Par Louis Nga Abena – louisngaabena@yahoo.fr
«Légèreté dans le maniement des fonds publics» et «incompétence dans la tenue de la comptabilité». Ce sont quelques-uns des griefs au centre des poursuites judiciaires engagées à l’encontre de l’inspecteur principal du Trésor Prosper Ovambe Mvondo. Son jugement s’est ouvert devant le Tribunal criminel spécial (TCS) le 27 août dernier. Incarcéré à la prison de Kondengui depuis six mois il doit s’expliquer sur un détournement présumé de 1,5 milliard de francs qu’il aurait réalisé entre 2012 et 2019. Période pendant laquelle il exerçait les fonctions d’agent comptable à l’Université de Maroua.
La première audience publique de cette procédure n’a duré que le temps d’une étoile filante. Le tribunal a appelé l’affaire et a renvoyé la procédure le 27 octobre prochain afin que le parquet général convoque d’abord les parties civiles au procès : l’Université de Maroua et le ministère des Finances (Minfi).
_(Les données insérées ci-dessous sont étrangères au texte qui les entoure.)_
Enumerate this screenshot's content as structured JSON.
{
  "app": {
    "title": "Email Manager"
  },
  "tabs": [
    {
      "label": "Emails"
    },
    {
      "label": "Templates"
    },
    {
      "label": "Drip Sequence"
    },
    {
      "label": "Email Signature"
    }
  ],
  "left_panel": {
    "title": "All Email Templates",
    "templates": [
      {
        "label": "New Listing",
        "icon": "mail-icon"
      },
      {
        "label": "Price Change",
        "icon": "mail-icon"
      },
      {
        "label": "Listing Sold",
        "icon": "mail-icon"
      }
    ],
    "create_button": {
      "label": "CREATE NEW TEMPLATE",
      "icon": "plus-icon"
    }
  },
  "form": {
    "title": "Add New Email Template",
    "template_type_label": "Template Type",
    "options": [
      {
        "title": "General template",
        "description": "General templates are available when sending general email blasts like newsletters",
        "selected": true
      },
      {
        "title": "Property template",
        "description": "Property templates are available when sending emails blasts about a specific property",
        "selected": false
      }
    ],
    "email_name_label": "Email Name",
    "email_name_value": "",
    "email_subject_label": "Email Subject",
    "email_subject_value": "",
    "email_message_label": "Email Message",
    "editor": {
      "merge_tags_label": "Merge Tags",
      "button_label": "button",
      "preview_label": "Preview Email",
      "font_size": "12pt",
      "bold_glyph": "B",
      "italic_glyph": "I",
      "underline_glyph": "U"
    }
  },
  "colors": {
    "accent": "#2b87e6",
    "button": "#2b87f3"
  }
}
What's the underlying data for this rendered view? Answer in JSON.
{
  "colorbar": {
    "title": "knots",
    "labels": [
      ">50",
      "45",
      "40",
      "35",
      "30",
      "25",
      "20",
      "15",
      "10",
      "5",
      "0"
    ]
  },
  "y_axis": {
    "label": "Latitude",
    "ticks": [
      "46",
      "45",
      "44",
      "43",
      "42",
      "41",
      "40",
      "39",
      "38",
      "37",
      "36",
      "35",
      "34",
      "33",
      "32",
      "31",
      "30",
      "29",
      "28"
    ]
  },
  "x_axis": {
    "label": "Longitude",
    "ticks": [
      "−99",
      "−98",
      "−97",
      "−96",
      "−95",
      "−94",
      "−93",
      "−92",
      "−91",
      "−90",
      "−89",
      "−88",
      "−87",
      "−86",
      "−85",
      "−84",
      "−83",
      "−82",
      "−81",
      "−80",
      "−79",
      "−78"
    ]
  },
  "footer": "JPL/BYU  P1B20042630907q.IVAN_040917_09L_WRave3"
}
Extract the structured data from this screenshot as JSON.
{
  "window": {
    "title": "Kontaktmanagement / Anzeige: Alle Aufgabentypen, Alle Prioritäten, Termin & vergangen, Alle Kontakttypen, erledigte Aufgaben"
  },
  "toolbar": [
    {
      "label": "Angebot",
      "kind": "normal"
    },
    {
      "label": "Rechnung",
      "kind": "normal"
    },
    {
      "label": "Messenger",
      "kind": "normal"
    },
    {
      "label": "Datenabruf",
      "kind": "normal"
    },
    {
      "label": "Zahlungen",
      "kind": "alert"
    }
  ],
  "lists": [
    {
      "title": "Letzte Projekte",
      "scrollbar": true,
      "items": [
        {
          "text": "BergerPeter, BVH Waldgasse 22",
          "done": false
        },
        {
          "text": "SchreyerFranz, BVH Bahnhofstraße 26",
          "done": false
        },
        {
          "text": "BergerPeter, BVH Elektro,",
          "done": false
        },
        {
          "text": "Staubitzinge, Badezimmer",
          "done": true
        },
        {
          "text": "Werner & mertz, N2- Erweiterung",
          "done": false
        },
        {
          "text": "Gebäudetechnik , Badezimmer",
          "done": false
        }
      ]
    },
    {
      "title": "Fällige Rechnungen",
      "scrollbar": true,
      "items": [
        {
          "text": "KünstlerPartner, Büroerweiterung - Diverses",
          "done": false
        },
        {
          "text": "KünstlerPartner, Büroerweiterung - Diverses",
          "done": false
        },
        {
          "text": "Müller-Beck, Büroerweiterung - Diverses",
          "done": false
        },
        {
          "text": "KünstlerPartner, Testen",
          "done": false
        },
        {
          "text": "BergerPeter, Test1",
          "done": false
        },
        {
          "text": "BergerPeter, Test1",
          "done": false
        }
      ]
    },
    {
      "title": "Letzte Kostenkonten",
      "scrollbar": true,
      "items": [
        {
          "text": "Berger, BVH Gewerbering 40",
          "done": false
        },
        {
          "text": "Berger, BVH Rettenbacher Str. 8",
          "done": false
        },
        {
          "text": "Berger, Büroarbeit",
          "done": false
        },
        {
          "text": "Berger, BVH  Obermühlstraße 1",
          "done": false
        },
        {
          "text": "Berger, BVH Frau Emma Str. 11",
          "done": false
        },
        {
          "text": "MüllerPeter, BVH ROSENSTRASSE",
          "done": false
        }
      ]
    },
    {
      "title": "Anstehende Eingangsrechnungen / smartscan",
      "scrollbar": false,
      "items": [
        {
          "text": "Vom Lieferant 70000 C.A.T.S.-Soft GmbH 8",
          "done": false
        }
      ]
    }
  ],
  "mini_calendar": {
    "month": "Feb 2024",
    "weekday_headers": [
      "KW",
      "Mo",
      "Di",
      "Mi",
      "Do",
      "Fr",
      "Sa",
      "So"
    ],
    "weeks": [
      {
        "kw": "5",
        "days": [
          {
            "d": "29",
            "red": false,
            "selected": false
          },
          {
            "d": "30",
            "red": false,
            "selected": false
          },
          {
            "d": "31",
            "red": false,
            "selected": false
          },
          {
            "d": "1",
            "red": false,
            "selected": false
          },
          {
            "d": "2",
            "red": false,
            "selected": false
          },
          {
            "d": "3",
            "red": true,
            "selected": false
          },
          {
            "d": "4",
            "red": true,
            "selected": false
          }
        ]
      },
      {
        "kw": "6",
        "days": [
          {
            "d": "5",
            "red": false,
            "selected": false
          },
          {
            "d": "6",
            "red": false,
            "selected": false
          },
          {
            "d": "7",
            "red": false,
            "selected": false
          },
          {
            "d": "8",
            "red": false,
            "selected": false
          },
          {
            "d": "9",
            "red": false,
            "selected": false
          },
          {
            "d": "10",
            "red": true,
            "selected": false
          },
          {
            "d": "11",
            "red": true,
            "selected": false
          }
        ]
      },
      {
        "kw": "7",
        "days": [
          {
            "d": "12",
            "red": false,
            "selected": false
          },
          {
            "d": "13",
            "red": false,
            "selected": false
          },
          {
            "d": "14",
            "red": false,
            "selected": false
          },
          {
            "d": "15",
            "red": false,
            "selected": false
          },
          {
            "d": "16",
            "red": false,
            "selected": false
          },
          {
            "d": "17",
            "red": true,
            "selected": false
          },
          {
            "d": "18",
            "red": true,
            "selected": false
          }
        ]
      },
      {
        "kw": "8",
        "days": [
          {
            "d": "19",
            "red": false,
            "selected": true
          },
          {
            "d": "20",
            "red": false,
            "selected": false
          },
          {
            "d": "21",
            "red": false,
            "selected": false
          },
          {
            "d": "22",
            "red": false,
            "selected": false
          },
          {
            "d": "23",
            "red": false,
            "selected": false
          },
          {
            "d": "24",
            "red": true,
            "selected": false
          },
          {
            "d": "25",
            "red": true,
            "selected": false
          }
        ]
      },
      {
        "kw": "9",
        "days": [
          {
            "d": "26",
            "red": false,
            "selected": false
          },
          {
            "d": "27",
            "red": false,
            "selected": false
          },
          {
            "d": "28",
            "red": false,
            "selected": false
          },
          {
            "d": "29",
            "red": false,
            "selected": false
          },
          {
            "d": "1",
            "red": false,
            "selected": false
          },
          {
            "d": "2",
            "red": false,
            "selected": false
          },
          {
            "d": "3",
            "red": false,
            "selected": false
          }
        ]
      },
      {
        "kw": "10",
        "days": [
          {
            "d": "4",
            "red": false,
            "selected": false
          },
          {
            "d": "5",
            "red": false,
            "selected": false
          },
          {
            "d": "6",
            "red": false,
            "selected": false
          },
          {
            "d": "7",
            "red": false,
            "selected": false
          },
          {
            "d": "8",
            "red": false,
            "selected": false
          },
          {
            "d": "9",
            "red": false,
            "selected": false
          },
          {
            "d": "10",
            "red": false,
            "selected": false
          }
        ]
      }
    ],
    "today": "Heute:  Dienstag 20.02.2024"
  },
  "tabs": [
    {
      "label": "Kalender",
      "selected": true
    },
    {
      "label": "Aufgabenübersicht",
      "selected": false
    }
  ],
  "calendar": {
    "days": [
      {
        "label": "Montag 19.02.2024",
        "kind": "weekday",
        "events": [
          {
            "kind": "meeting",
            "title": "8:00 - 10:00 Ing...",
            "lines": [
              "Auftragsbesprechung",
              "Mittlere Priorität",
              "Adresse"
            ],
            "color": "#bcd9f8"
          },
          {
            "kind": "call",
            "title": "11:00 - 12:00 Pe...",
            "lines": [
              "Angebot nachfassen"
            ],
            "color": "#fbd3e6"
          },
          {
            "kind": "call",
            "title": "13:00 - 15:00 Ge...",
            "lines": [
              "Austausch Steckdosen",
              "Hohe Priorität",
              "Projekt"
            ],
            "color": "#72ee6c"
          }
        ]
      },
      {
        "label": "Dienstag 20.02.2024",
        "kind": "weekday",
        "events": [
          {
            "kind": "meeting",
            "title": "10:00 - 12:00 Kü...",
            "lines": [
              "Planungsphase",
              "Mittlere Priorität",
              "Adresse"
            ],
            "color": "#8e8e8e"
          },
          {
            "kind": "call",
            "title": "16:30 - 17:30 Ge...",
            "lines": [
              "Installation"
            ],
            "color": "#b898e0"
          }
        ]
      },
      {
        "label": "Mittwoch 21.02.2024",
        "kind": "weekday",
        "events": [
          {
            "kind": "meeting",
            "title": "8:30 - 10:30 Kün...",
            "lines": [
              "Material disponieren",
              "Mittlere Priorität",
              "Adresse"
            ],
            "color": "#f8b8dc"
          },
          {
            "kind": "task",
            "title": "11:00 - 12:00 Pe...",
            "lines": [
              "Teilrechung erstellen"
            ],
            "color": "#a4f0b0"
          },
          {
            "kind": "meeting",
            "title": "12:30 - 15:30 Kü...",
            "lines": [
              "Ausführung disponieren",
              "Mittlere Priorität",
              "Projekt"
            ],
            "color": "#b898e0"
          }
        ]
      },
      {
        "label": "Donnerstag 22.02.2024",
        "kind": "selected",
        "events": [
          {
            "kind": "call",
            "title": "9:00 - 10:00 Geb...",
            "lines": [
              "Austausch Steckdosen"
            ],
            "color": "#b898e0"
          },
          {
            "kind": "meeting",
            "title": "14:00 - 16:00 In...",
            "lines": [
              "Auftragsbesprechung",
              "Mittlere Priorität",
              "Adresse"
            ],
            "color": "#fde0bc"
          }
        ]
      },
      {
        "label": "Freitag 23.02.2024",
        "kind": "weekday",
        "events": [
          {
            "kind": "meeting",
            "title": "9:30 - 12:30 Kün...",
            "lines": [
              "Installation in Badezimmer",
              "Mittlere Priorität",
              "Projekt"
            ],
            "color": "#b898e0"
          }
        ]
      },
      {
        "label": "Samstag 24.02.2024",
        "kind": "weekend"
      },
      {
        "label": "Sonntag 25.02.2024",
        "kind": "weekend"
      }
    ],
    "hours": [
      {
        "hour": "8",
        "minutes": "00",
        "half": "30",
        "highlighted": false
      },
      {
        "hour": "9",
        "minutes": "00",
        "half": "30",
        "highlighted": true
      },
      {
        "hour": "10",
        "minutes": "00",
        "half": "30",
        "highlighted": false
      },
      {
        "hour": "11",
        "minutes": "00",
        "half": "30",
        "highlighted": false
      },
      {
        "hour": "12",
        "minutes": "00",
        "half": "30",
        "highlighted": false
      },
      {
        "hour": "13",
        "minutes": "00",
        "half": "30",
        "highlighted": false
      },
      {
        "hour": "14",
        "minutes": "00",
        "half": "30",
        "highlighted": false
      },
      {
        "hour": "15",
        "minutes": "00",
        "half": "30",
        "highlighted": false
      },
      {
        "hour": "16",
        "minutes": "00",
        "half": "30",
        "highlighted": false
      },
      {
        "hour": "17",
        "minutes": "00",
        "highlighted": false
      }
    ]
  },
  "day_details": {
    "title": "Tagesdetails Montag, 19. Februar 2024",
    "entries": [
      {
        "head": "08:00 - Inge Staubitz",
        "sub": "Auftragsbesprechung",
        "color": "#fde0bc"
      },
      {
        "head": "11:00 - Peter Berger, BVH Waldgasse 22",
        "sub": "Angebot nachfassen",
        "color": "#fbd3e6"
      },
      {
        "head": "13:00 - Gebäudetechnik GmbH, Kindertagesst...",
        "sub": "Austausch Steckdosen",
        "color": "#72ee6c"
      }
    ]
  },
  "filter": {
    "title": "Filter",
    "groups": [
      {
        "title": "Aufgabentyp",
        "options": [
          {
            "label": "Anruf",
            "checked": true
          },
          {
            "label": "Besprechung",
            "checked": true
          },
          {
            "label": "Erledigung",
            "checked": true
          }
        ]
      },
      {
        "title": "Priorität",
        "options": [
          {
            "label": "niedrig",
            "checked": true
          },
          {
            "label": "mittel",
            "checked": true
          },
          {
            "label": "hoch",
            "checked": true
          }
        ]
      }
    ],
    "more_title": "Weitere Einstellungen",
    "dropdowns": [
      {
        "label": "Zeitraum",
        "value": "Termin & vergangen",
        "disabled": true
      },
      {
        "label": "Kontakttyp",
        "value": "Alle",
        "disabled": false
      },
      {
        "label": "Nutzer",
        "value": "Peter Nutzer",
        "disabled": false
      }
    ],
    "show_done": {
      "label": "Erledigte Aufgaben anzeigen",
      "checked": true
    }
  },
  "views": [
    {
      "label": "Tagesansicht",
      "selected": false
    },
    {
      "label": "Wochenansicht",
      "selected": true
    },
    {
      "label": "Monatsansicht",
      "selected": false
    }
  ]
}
Selon le rapport de l’enquête judiciaire (l’ordonnance de renvoi) dressé par le juge d’instruction, c’est le 29 mars 2019 que M. Ovambe Mvondo a perdu le sommeil. En fait, ce jour-là il passait ses fonctions d’agent-comptable à son successeur, Joseph Éric Mikam. Une cérémonie qu’a présidée M. Seni Amnesse, dépêché à Maroua par le Minfi à cet effet. A la tête d’une mission de contrôle, M. Seni devait, outre la passation de service, auditer la gestion de l’agent comptable sortant. Selon l’accusation, l’audit allégué a permis de mettre en lumière plusieurs irrégularités «dont la plus grave est le déficit de caisse d’un montant de 1,5 milliard de francs» imputé à l’accusé.
Dépenses urgentes
Les responsables de l’Université de Maroua entendues pendant les enquêtes ont tous accablé M. Ovambe Mvondo. Ils ont affirmé de manière constante que les pièces entourant les demandes de décaissement des fonds étaient chaque fois transmises à l’accusé lors des opérations afférentes. Mais le mis en cause «ne tenait pas régulièrement sa comptabilité». Certaines dépenses étaient réalisées sans que le contrôleur financier ait au préalable apposé son visa sur la liasse de paiement pour certifier la régularité ou non des sorties de fonds. Pour le Trésorier payeur général de Maroua au moment des faits : «l’agent comptable Ovambe Mvondo Prosper brillait par son incompétence professionnelle sur la tenue de la comptabilité» et de la «légèreté dans le maniement des fonds publics».
Pour sa défense, pendant l’information judiciaire, M. Ovambe Mvondo a expliqué que 65 % du montant déclaré détourné concerne les «dépenses urgentes, c’est-à-dire des dépenses payées dans l’urgence en attendant la régularisation des pièces justificatives». Les dépenses en question portent sur les frais d’électricité, d’eau potable, de transport, de location, de communication et de mission. Avant son limogeage, il avait déjà saisi les autorités évoquées par correspondances demandant aux intéressés de lui faire parvenir les justificatifs des dépenses en cause.
Lorsqu’il a subi l’audit déjà mentionné, les justificatifs des dépenses querellées étaient encore entre les mains de sept responsables de l’université parmi lesquels les doyens des facultés. Il n’a pas pu user desdits justificatifs pour apurer sa comptabilité parce qu’il avait été expulsé de son bureau par le recteur. Selon lui, 90% des justificatifs des dépenses en rapport avec le déficit de caisse qu’on lui impute ont été transmis à son successeur après l’ouverture des enquêtes contre lui.
Le juge d’instruction a rejeté la défense de M. Ovambe Mvondo indiquant qu’une décision du ministre des Finances encadrant les dépenses urgentes fait obligation aux comptables, en cas de dépenses urgentes, de les régulariser dans un délai d’un mois. «Il est aisé d’affirmer, soutient-il, que l’inculpé [Ovambe Mvondo] a galvaudé la notion de dépenses urgentes en l’espèce d’une part, et d’autre part de conclure en définitive que le déficit arrêté (…) et imputé à l’intéressé n‘est aucunement sujet à caution.».